There is a woman in Italy with her mouth open - some might say in a silent scream. It’s been that way for almost two thousand years, since a few hours after Vesuvius erupted and the ash that settled on her body hardened into a shell, which remained untouched until it was discovered sometime in the 18th century, even as her flesh decayed away inside. In 1984 the ghostly vacuum of her final posture was filled with resin, so that her life, and its final moments, might be made more permanent than they already were.
There’s a sense, I imagine, when looking at this resin woman, that she holds more stories about Pompeii, and about human history, than any book, or excavation, or lecture series ever will, because the stories that humans contain are infinite. We can’t hear them, of course, but we know they are there. This is the real power of history, which makes and unmakes sense of our fragility and transience—yes—but also of our permanence, having existed.
The official history of Covid-19 will not be the individual stories preserved in the shells of human psyches. It will be data, graphs, political movements. It will be numbers, policies, speeches. It might be (God forbid) army movements, takeovers, communications hijackings. Even then, those will be too detailed for the types of Big History that men like Yuval Noah Hariri, author of Sapiens, and David Christian, author of Origin Stories, have become known for and which frame individual existences as tiny as they can be framed, in enormous scopes that attempt to cover as much time and space as we can comprehend. In these grand histories, Covid-19 might warrant a paragraph. Then again, it might be edited out.

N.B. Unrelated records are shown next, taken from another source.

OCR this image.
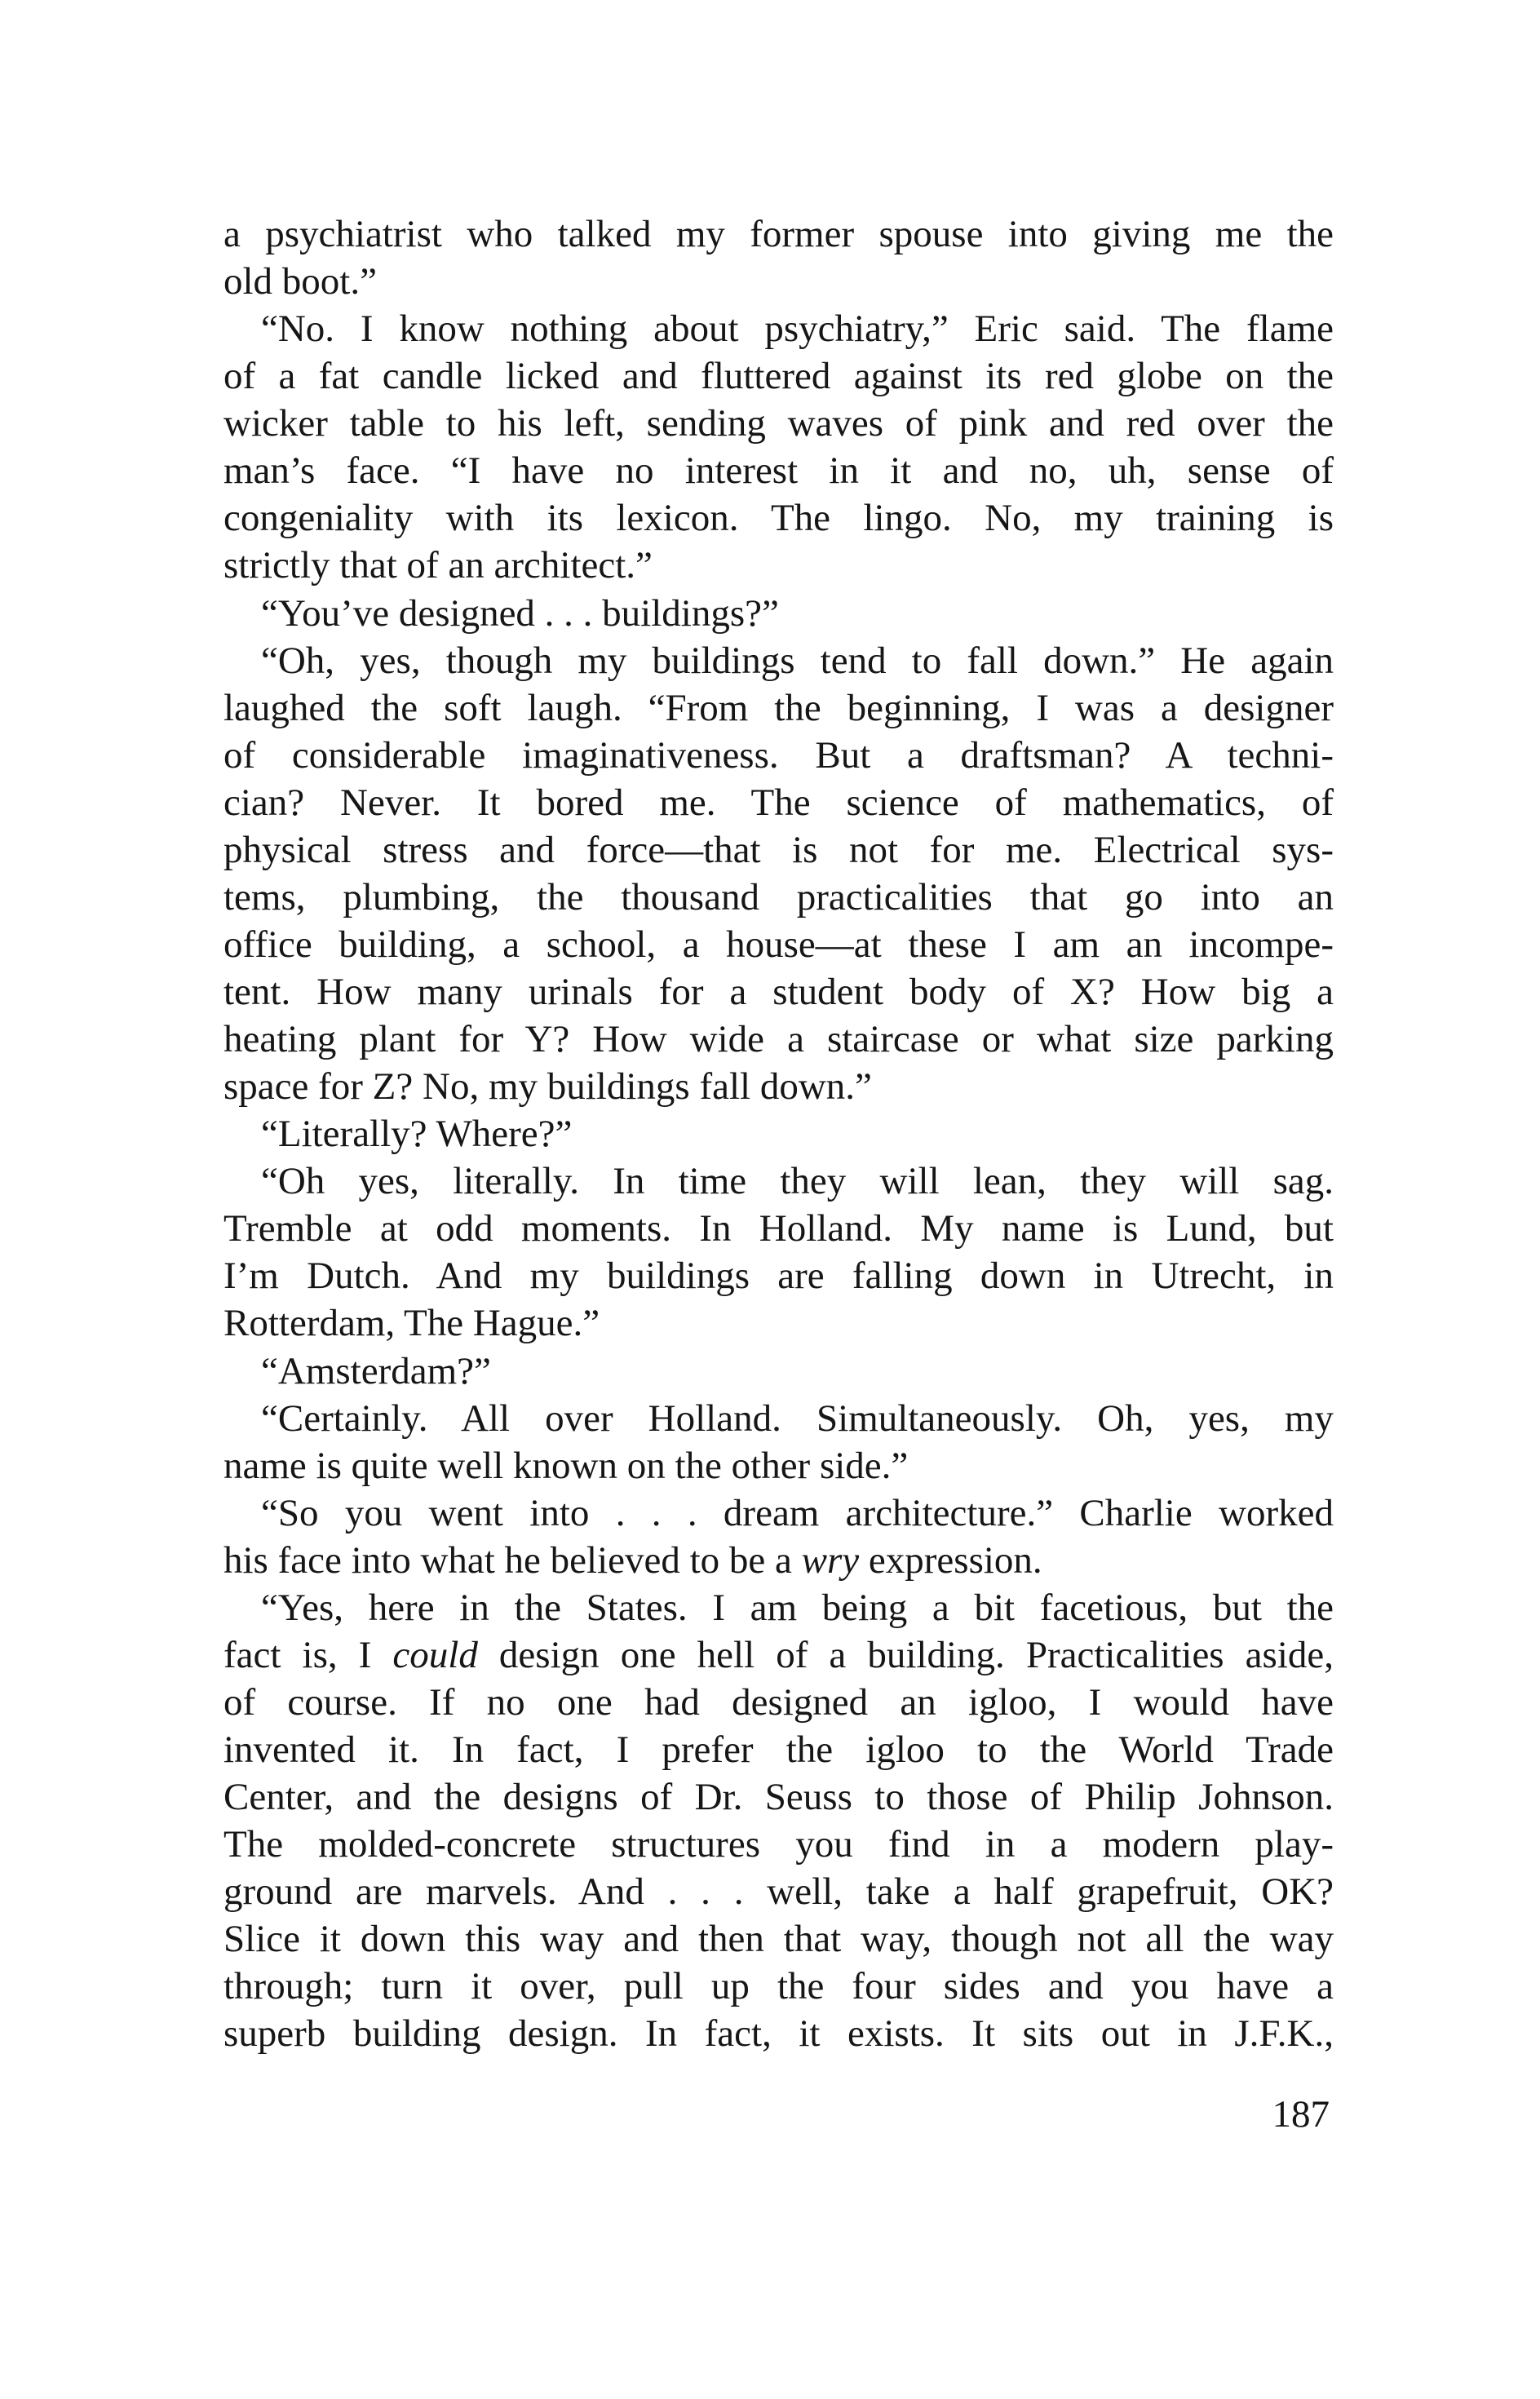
a psychiatrist who talked my former spouse into giving me the
old boot.”
“No. I know nothing about psychiatry,” Eric said. The flame
of a fat candle licked and fluttered against its red globe on the
wicker table to his left, sending waves of pink and red over the
man’s face. “I have no interest in it and no, uh, sense of
congeniality with its lexicon. The lingo. No, my training is
strictly that of an architect.”
“You’ve designed . . . buildings?”
“Oh, yes, though my buildings tend to fall down.” He again
laughed the soft laugh. “From the beginning, I was a designer
of considerable imaginativeness. But a draftsman? A techni-
cian? Never. It bored me. The science of mathematics, of
physical stress and force—that is not for me. Electrical sys-
tems, plumbing, the thousand practicalities that go into an
office building, a school, a house—at these I am an incompe-
tent. How many urinals for a student body of X? How big a
heating plant for Y? How wide a staircase or what size parking
space for Z? No, my buildings fall down.”
“Literally? Where?”
“Oh yes, literally. In time they will lean, they will sag.
Tremble at odd moments. In Holland. My name is Lund, but
I’m Dutch. And my buildings are falling down in Utrecht, in
Rotterdam, The Hague.”
“Amsterdam?”
“Certainly. All over Holland. Simultaneously. Oh, yes, my
name is quite well known on the other side.”
“So you went into . . . dream architecture.” Charlie worked
his face into what he believed to be a wry expression.
“Yes, here in the States. I am being a bit facetious, but the
fact is, I could design one hell of a building. Practicalities aside,
of course. If no one had designed an igloo, I would have
invented it. In fact, I prefer the igloo to the World Trade
Center, and the designs of Dr. Seuss to those of Philip Johnson.
The molded-concrete structures you find in a modern play-
ground are marvels. And . . . well, take a half grapefruit, OK?
Slice it down this way and then that way, though not all the way
through; turn it over, pull up the four sides and you have a
superb building design. In fact, it exists. It sits out in J.F.K.,
187
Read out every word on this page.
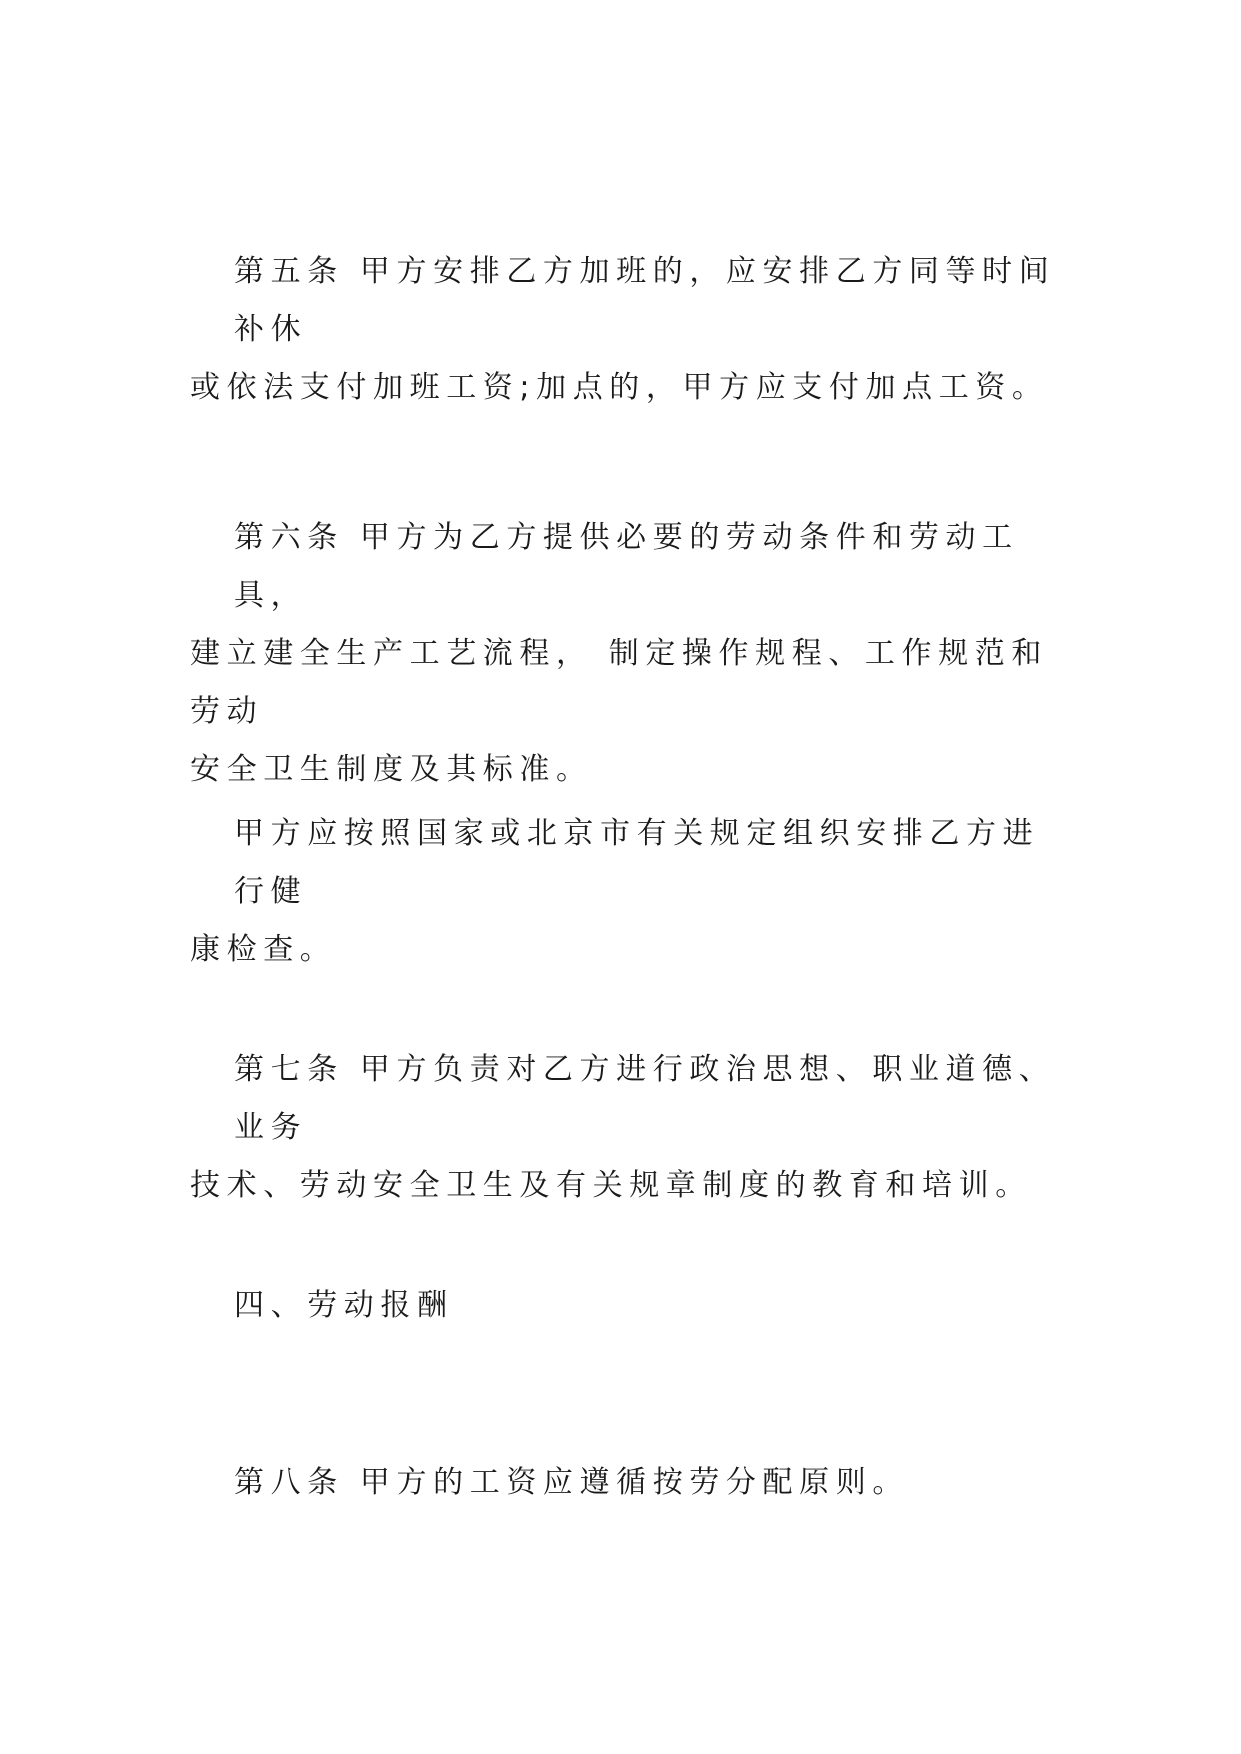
第五条 甲方安排乙方加班的，应安排乙方同等时间补休
或依法支付加班工资;加点的，甲方应支付加点工资。
第六条 甲方为乙方提供必要的劳动条件和劳动工具，
建立建全生产工艺流程， 制定操作规程、工作规范和劳动
安全卫生制度及其标准。
甲方应按照国家或北京市有关规定组织安排乙方进行健
康检查。
第七条 甲方负责对乙方进行政治思想、职业道德、业务
技术、劳动安全卫生及有关规章制度的教育和培训。
四、劳动报酬
第八条 甲方的工资应遵循按劳分配原则。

Personally, I find these huge time-scale narratives incredibly satisfying. I like things neatly tidied away. It calms me to realise that in the scheme of things we are basically specks of dust, and that nothing we do is truly significant, or insignificant. In a personality group activity I did as a teenager where we had to identify ourselves with an animal, I innocently chose a hawk because, I explained, ‘I like to see everything.’ But equally I think that such histories, largely patriarchal and agnostic as they are to human suffering and experience, don’t actually see everything. Most importantly, they don’t see the power of human intimacy, which might, in the end, be greater than our insignificance.
This morning after dropping my daughters at preschool and school, perhaps for the last time in months to come, I imagined (like many others) keeping a diary which documents the human experience of Covid-19 at an intimate level. But I imagined that this might be more than just my diary, and that others might contribute their immediate thoughts, understandings and experiences as they happen, from around the world. I already wish I had started this two weeks ago, because so much has changed in such a short time. The shifts our comprehensions have gone through are enormous already, but will we remember them? And how else will they unfold? This might be our Vesuvius. What shapes will we take in the fallout?
The first time I flew in a plane I was six. I went from Christchurch to Dunedin with my mother to visit my aunt. I was excited beyond containment. The view from the window, of the Canterbury plains, stretched out from the mountains to the sea in all their multiplicity of shape. colour and texture, was something I could never have imagined. ‘It’s like a patchwork quilt,’ my mother said. I had heard that description before, but only when I saw it altogether did it make sense. That’s how I see this project. A patched collection of stories, not a seamless blanket. I want to do it because I want to know what people in other places-whether they are next door or on the other side of the world-are thinking and doing and how they are changing in reaction to this still unfathomable thing. And also, so I don’t go mad.